Without a Word_ How a Boy's Unspoken Love Changed Everything - Jill Kelly [14]
For me, the public attention our ceremony and reception received paled in comparison to the beauty and wonder of it all. Our wedding day truly was perfect… except for one thing. Jim’s mother, Alice, had passed away barely a month before our wedding celebration.
Mrs. Kelly fought a very long, cruel battle with emphysema, and the entire family was at her side the moment she took her last breath. In her honor, Jim danced with our one-year-old daughter, Erin, to his mother’s favorite song, “Memories (The Way We Were)” by Barbra Streisand. The beauty of the moment helped ease the sting of our loss, but Alice Kelly was dearly missed.
After a two-week, whirlwind honeymoon in Italy, we couldn’t wait to get home to Erin Marie. Fourteen days is a long time to be absent when your baby is growing so rapidly. My parents made sure Erin got the royal treatment while we were away. “Grammarazzi” (like paparazzi, a humorous nickname we christened my mother with because of her obsession for taking pictures) conducted many photo sessions of “Princess Kelly” decked out in all sorts of adorable outfits.
As you’d expect, everything Erin did was incredible in our eyes, and like most new parents, we were overly enthusiastic whenever our firstborn attempted anything. She was always the star of the show and demanded our undivided attention—which we were happy to give. Once all the wedding excitement was over, our new normal as a family began: Jim resumed his hectic workout and travel schedule, and Erin and I hung out the rest of the summer. Daddy wasn’t home that much, so the two of us did a lot of girlie activities together.
I went into marriage full of starry-eyed expectations and consequently found myself disappointed in Jim and our relationship more often than not. I had known what I was getting myself into as far as the overall lifestyle of an NFL star, but I was hoping that somehow our marriage would change things. Now that we were actually newlyweds, I imagined that Jim would want to spend more time at home with Erin and me. Unfortunately, that was just wishful thinking, and Jim spent most of that first summer of our marriage traveling. I often wondered where he was and tried to stay on top of his ever-changing schedule, but it wasn’t easy.
One of the responsibilities I appointed myself that summer was to clean house. Not just the usual vacuuming and dusting, but giving our home a major overhaul. As part of that task, I was determined to get rid of the remnants of Jim’s bachelor life. I descended on drawers full of letters, cards, female garments that didn’t belong to me, as well as pictures of pretty girls—some with clothes on and some without. Some of the items I discovered were shocking. In fact, I remember thinking to myself… And this is someone’s daughter. What a shame.
How awkward I felt. I wanted to make our house a home. A normal home. A secure and special place for our daughter to grow up. Yet it was becoming apparent that there would be nothing normal about being married to Jim Kelly.
As I sorted through drawers and closets full of stuff, I found myself growing increasingly angry with Jim.

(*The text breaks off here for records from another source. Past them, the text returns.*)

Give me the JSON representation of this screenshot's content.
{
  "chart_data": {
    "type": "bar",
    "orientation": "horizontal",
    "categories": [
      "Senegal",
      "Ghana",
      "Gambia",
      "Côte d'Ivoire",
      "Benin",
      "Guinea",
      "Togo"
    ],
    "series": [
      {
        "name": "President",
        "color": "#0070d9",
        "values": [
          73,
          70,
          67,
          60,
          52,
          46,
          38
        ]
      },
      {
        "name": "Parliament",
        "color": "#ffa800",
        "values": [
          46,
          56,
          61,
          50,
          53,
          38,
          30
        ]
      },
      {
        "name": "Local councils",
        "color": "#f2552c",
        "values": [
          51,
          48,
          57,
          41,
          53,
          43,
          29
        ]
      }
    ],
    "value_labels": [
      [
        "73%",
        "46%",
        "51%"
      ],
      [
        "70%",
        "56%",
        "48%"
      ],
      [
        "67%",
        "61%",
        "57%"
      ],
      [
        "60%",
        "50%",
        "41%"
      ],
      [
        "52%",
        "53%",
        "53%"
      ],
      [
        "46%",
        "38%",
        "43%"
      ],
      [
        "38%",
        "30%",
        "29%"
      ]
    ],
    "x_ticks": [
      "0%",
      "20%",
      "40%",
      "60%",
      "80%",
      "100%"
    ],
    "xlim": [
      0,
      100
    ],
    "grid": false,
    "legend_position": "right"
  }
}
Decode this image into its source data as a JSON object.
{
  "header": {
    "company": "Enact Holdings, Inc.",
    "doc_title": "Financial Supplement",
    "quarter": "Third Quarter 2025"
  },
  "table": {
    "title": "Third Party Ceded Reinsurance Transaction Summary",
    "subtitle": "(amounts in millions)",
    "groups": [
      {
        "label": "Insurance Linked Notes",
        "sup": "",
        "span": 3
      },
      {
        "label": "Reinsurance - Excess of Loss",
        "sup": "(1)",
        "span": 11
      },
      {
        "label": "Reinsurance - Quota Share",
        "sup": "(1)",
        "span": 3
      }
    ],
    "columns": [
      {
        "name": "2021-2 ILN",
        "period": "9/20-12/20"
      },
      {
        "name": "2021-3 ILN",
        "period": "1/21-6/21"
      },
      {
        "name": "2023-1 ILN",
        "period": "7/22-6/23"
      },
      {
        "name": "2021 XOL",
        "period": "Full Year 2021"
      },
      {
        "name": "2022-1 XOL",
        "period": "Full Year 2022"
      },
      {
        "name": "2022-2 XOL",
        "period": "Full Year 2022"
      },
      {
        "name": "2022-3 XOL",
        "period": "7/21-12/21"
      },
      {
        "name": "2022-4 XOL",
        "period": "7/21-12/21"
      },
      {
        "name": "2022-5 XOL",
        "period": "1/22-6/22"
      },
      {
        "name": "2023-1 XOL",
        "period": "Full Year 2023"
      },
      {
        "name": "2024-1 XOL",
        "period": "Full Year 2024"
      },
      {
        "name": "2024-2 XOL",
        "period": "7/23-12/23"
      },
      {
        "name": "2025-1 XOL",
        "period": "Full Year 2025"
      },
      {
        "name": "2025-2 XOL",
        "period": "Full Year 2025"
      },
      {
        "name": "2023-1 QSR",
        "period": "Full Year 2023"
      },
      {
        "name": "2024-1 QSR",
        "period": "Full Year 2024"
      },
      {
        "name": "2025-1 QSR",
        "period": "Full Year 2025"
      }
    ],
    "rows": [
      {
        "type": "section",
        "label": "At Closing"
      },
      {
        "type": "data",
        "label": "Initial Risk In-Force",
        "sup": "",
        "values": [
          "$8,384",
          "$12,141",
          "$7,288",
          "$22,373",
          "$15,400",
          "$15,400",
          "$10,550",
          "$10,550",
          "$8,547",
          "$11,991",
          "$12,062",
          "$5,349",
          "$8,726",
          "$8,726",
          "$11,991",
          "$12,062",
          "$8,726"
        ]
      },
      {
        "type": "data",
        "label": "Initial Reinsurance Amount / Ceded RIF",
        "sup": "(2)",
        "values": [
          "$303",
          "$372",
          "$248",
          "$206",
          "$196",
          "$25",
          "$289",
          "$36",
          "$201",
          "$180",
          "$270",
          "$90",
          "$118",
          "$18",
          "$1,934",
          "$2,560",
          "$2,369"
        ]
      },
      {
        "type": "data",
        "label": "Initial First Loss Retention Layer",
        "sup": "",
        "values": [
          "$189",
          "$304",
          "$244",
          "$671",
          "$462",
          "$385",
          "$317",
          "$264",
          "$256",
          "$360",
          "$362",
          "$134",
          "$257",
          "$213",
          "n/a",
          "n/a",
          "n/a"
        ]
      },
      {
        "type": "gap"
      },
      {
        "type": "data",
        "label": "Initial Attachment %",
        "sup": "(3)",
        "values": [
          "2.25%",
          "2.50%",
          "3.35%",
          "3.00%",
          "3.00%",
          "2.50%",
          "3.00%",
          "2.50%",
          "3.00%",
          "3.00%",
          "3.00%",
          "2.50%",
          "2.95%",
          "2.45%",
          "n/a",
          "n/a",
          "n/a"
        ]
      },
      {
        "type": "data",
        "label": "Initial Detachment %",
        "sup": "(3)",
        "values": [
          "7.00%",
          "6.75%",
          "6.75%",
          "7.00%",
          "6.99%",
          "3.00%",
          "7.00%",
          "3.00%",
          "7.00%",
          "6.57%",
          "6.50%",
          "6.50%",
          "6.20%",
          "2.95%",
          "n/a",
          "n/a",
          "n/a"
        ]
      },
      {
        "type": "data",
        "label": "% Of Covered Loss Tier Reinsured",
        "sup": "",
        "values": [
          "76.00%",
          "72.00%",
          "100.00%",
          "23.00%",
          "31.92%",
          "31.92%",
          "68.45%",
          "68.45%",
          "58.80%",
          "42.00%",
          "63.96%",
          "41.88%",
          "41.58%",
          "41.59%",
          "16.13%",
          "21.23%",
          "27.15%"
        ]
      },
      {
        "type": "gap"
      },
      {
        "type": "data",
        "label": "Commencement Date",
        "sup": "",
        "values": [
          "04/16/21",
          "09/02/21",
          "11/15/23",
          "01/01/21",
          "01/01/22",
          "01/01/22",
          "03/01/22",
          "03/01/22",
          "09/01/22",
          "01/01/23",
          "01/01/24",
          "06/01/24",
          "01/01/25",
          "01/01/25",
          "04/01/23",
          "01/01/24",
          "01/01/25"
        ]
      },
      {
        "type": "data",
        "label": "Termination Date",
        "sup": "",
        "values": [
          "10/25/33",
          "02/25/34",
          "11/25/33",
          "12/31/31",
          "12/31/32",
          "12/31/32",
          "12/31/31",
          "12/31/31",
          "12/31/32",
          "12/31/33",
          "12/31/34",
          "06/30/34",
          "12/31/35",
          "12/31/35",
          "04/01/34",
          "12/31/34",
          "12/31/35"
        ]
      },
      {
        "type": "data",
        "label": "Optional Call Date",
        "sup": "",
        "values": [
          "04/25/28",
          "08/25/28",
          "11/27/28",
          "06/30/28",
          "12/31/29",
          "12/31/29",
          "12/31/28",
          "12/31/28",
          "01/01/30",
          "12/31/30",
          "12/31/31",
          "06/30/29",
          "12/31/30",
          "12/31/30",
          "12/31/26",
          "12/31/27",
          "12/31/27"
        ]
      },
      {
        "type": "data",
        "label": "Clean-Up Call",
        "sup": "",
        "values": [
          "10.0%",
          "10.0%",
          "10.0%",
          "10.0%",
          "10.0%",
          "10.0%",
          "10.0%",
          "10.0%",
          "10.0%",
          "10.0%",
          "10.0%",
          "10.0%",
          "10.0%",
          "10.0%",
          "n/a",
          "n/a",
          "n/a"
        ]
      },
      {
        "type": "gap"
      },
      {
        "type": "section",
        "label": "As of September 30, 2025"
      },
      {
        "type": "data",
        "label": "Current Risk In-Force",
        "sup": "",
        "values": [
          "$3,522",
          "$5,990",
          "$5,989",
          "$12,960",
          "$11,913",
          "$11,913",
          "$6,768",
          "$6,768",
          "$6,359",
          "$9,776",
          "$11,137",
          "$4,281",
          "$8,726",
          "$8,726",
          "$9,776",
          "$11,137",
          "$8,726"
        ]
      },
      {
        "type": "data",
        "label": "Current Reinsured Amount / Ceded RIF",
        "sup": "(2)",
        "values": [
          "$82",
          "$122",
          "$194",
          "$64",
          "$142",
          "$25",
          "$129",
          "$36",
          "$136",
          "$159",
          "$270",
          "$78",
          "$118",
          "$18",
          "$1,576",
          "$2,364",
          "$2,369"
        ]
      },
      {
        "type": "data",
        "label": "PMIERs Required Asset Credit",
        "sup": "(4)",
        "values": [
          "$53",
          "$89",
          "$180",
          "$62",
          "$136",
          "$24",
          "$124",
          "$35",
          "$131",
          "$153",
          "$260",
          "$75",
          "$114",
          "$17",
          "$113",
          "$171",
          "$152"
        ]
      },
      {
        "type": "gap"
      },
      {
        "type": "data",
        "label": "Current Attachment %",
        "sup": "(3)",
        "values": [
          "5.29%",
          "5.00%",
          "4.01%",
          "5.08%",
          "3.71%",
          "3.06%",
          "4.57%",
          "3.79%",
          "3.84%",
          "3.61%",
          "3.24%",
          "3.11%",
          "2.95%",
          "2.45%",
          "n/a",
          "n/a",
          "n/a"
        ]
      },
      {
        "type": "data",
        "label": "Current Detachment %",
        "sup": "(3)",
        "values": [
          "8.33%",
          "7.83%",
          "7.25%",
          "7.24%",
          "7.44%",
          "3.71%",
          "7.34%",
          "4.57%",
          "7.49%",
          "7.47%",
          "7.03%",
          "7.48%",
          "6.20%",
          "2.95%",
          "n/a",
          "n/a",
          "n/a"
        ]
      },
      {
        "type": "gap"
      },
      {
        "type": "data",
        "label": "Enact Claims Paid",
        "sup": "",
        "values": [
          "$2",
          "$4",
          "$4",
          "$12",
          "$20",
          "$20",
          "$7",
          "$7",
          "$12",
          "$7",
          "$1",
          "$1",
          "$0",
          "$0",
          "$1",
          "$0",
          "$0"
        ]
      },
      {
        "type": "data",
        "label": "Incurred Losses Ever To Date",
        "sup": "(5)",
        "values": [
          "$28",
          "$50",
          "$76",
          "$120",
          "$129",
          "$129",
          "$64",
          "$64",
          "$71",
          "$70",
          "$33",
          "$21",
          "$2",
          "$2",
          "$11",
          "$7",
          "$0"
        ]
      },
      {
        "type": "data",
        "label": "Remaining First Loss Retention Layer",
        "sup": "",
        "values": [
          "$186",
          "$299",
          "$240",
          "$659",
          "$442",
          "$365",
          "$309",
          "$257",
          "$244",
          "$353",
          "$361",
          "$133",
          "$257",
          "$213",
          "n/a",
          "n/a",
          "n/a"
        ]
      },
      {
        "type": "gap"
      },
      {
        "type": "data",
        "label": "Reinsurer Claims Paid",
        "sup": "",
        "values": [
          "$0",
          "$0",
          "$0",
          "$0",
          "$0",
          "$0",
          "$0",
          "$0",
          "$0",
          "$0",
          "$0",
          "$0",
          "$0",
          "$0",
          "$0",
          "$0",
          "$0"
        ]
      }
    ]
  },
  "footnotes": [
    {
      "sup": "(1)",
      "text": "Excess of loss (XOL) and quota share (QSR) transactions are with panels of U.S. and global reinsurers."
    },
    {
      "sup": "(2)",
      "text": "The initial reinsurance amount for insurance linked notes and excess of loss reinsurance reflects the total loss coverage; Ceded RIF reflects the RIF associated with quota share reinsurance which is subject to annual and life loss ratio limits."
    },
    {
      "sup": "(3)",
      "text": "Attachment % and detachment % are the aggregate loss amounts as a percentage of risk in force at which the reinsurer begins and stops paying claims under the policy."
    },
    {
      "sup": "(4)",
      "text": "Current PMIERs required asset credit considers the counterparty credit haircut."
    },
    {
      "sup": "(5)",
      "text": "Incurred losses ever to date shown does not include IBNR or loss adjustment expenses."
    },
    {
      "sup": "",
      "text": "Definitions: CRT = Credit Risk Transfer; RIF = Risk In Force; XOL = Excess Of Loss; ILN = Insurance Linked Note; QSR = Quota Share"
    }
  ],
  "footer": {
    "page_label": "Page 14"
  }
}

His past, and the baggage that went along with it, was everywhere. My relationship baggage was history; I had just assumed Jim’s would be, too.
If anyone should be purging the past, I reasoned, it should be him. But he wasn’t the one sifting through this stuff. It was me, his wife. Not even three months into our marriage, I was the one spending afternoons cleaning skeletons from my husband’s closet.
Skeletons that he should have handled before the wedding.
Skeletons that filled my mind and heart with jealousy, fear, doubt, and mistrust, simply because they were still there.
What a great start to an already-fragile relationship, I thought to myself.